Brazil at Macay Museum

ALE-SOUTO.jpg

Brazil, one of the Latin American countries at the vanguard of modern art, is present at the Macay Museum and the Pasaje Revolución with the participation of 10 artists, representatives of current art with distinct generations and styles.

In the Pasaje Revolución, the annex forum known as the Open Air Museum, are presenting: Caciporé Torres, Cassio Lázaro, Joao Carlos Goldberg, Julio Jaime Maturro, Margarita Farré, Ricardo Ventura, Sergio Marimba and Walter Guerra, who, from traditional sculpture school to installation, cover different styles, from figurative modernist to abstract.

Two of the masters present in the exhibit are sculptors Margarita Farré, whose work attempts the power of physical expression, and Caciporé Torres, who has left his mark with momumental sculptures in the urban landscape of São Paulo and other cities of Brazil.

The works, except masters Farré and Torres, are so contemporary that they have practically left traditional sculpture, and their works are closer to installation, from the accumulation, the amassing, the recycling, and the industrial design, with materials such as cardboard, steel laminate, iron plaques, wood, aluminum cans, with different finishes: oxidation, lacquer, sealers, or silkscreen.

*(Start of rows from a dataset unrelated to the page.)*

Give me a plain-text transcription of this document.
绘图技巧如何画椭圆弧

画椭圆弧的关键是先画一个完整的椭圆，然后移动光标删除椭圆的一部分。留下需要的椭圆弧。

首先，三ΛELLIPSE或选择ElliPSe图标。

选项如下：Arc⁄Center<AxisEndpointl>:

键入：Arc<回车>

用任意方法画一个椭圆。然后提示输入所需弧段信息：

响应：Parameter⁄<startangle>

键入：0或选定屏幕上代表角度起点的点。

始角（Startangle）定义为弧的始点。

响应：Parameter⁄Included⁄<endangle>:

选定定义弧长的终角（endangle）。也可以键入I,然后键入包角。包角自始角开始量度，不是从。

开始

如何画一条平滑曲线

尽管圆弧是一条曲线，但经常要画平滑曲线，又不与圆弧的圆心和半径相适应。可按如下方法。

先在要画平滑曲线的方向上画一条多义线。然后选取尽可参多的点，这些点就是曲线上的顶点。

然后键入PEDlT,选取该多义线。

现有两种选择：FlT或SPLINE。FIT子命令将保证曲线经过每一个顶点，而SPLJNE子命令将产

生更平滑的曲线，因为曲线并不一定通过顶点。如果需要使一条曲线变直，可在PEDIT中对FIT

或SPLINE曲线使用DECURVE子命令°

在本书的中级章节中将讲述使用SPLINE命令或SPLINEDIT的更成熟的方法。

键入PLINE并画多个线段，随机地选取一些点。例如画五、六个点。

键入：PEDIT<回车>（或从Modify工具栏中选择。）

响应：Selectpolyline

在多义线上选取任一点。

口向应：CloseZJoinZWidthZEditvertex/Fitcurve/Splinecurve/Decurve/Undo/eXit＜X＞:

Also present in the exhibit will be the Brazilian artists Bel Barcellos and Alê Souto, she with 40 designs on paper, nine on sheets and embroidered on 41 canvases and a dress; he with sculpture installation of cardboard.

In rooms 9, 10, and 11, under the name “Fios” (Threads) Bel Barcellos presents a work where body and spirit, reason and emotion polarize the cycles of life. Her designs struggle with vital enigmas in feminine transcendence, allowing us to reflect on what we see or imagine. Her embroidery amplifies this reflection in the direction of time in its multiple meanings; not only chronological or biological, but also emotional and abstract.

Alê Souto’s choice to use cardboard is not a choice for the material itself; the artist is interested in the possibilities of breaking, building and piling up the cubes. In “Mysteries, the Nomads, the Chaos and the Oasis: 4 Reflections on the Streets”, Alê Souto ponders the streets, mixing the two key iniciatives of his work, the change and the complementary, to create new territories or to transmit the rhythm of the city.

MACAY Museum: Calle 60 x 63 y 61, beside Cathedral
Open Sun-Mon and Wed-Thu. 10 am - 6 pm. Fri-Sat. 10 am - 8 pm. Closed Tuesdays.